(Матф.21:1-9)
Кульминация драмы в жизни Христа начинается с «этого странного события, триумфального въезда в Иерусалим». В этот момент он уступил искушению властью и позволил людям приветствовать себя как царя. И едва он вступил в Иерусалим, его обуяла ярость.
И ВОШЕЛ ИИСУС В ХРАМ БОЖИЙ И ВЫГНАЛ ВСЕХ ПРОДАЮЩИХ И ПОКУПАЮЩИХ В ХРАМЕ, И ОПРОКИНУЛ СТОЛЫ МЕНОВЩИКОВ И СКАМЬИ ПРОДАЮЩИХ ГОЛУБЕЙ, И ГОВОРИЛ ИМ: НАПИСАНО «ДОМ МОЙ ДОМОМ МОЛИТВЫ НАРЕЧЕТСЯ»: А ВЫ СДЕЛАЛИ ЕГО ВЕРТЕПОМ РАЗБОЙНИКОВ.
(Матф.21:12, 13) (Рисунок 11)
Плохое настроение продолжается у Иисуса и на следующий день, когда он фактически приговаривает к смерти смоковницу за то, что на ней нет плодов (Матф. 21:19).
Да и сам способ его появления в Иерусалиме говорит о том, что Христос вплоть до мельчайших деталей отождествлял себя с Царем-Мессией, о котором говорится в Книге Захарии 9:9:
Ликуй от радости, дщерь Сиона, торжествуй, дщерь Иерусалима: се, Царь твой грядет к тебе, праведный и спасающий, кроткий, сидящий на ослице и молодом осле, сыне подъяремной.
Прямое подражание архетипическому образу исключительно опасно и эта идентификация оказывается необходимым этапом в судьбе Христа как теневой аспект процесса воплощения. Его гнев по отношению к торгующим противоречит его собственному отношению к гневу и раздражению (Матф. 5:22) и говорит о том, что отношение к «деньгам» является его теневым аспектом. Однако такая односторонность была ему необходима как часть его судьбоносной задачи в утверждении духовного «царства» в противовес господствовавшему в то время грубому материализму. По словам Юнга, «Иисус добровольно подставил себя под нападки имперского сумасшествия [изнутри], которое в той или иной степени было присуще абсолютно каждому: и завоевателям, и им подобным.
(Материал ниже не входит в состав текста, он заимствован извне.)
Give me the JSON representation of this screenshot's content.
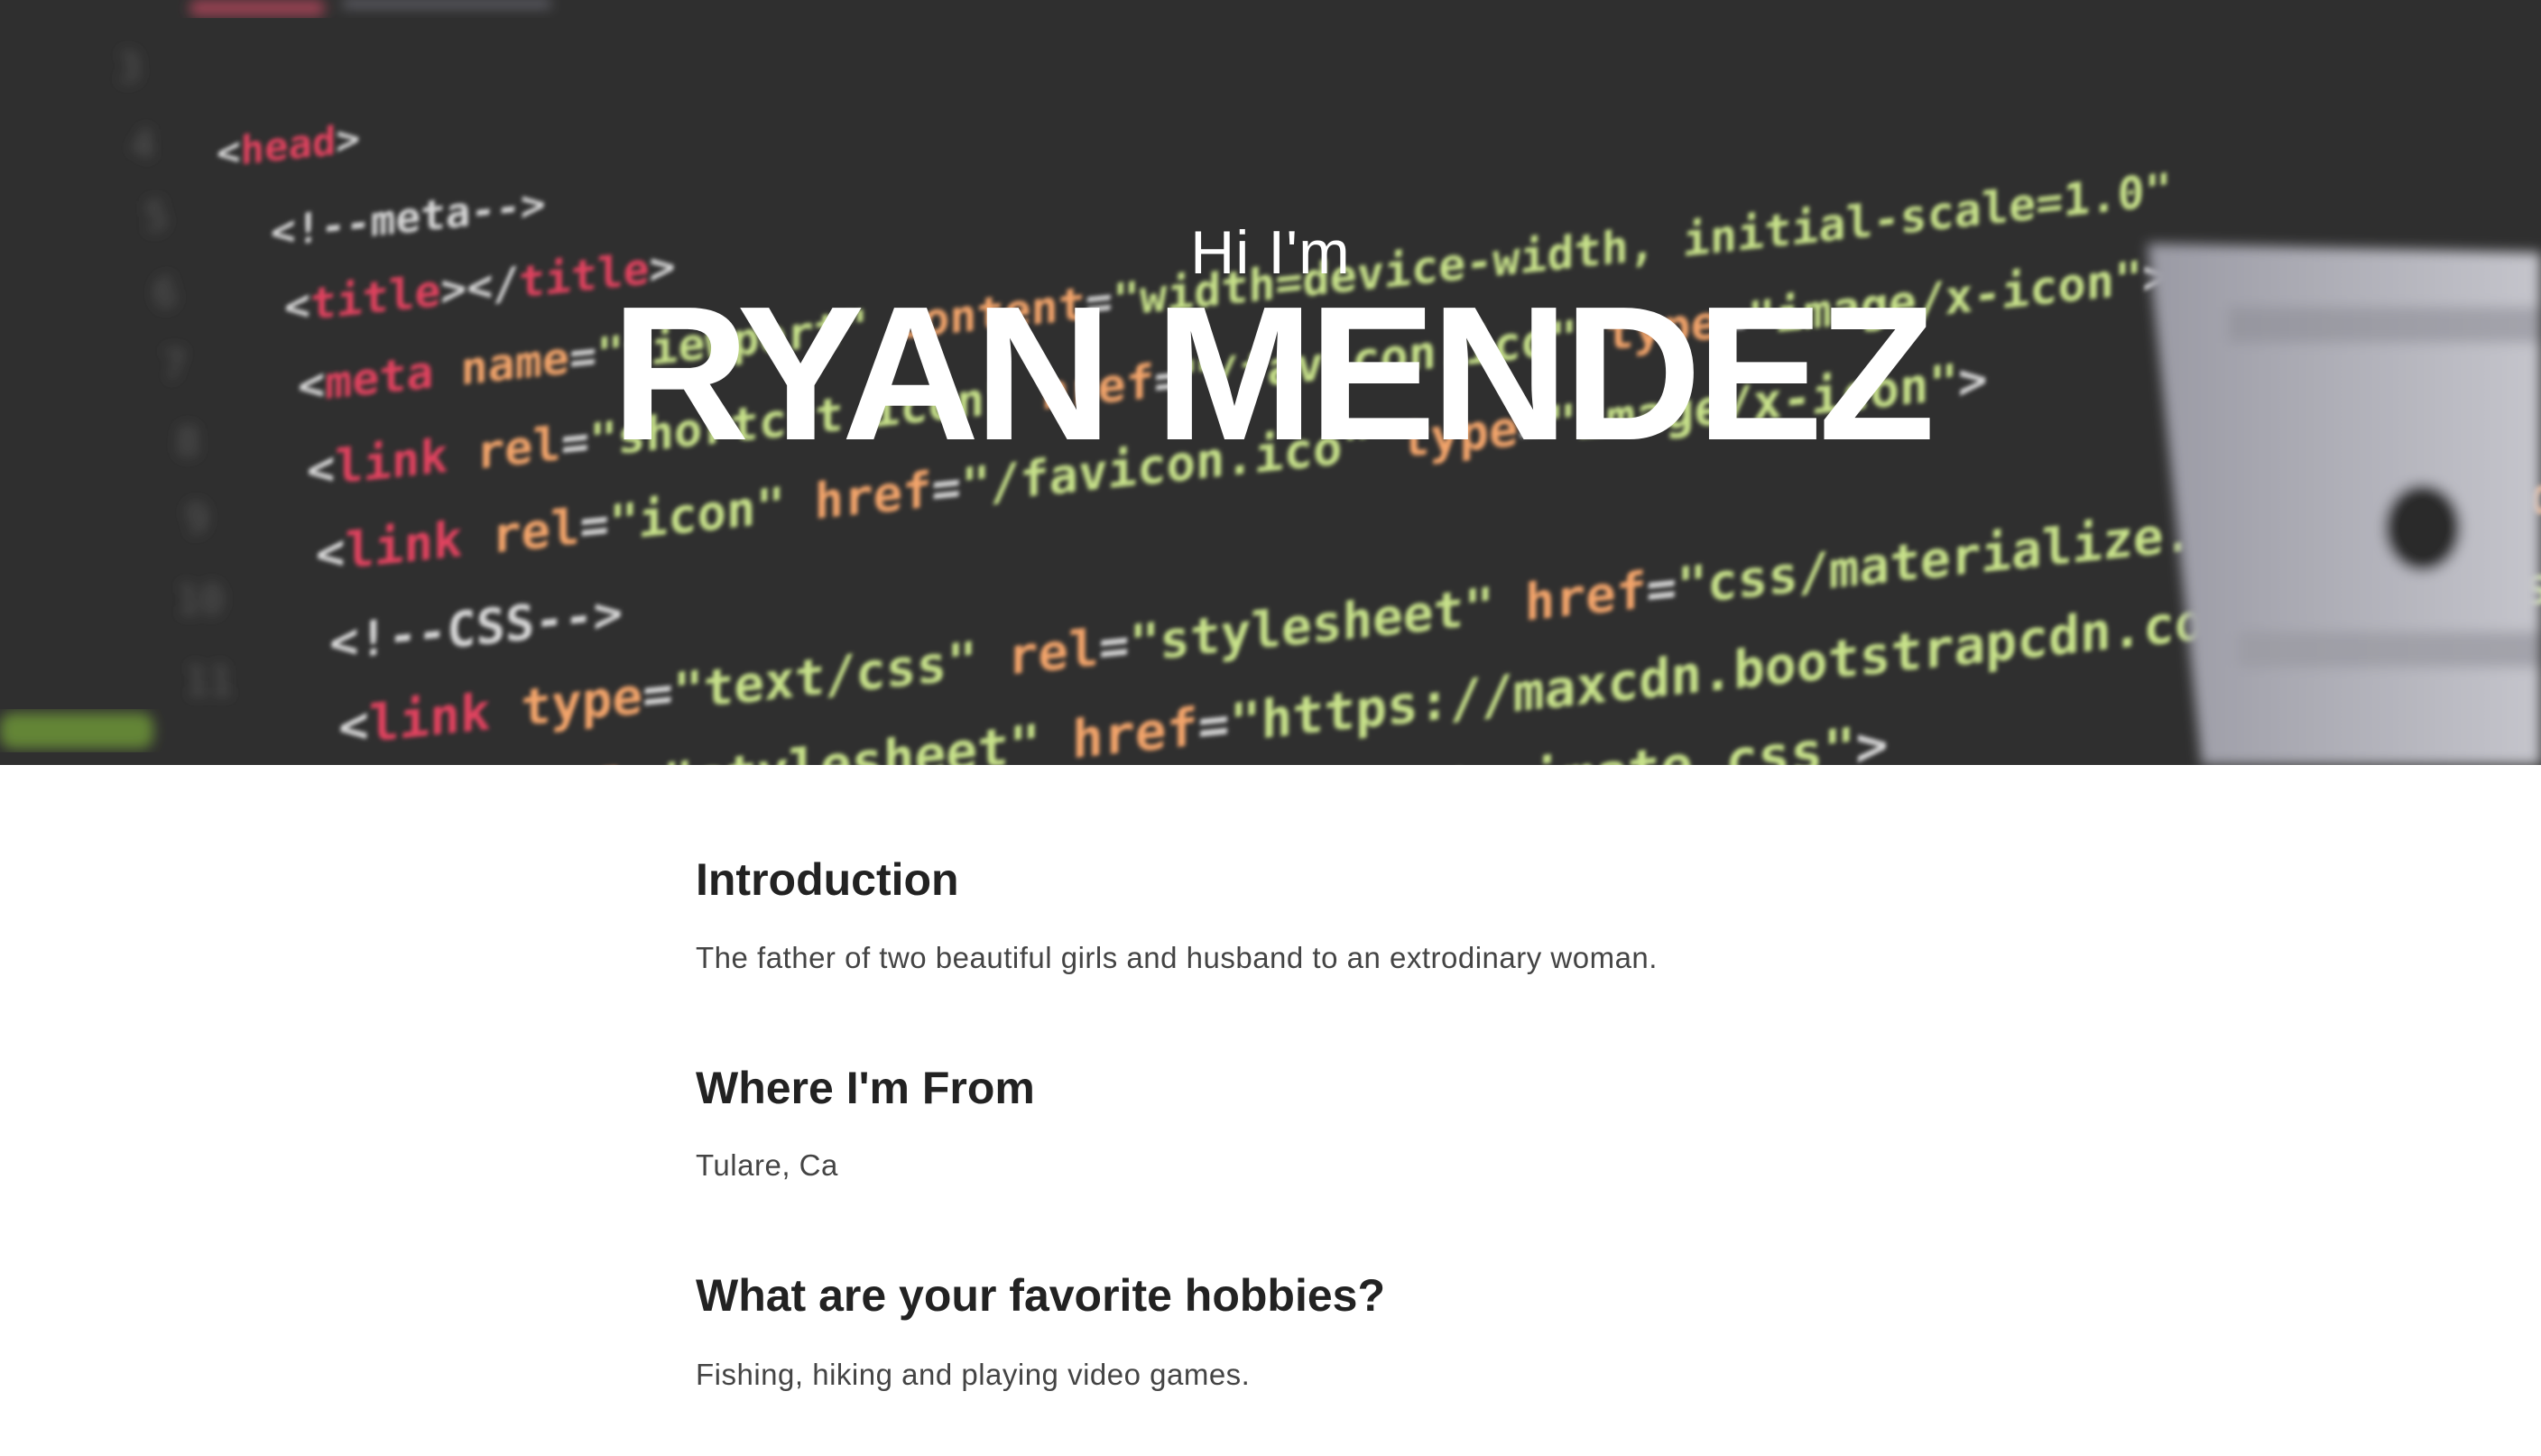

Раскрытие эго таким бессознательным силам всегда приводит к образованию определенной одержимости или идентификации, даже если она временна и частична. К тому же драма трансформации не может развернуться в полной мере без того, чтобы не подвергнуть эго «неизбежной ошибке»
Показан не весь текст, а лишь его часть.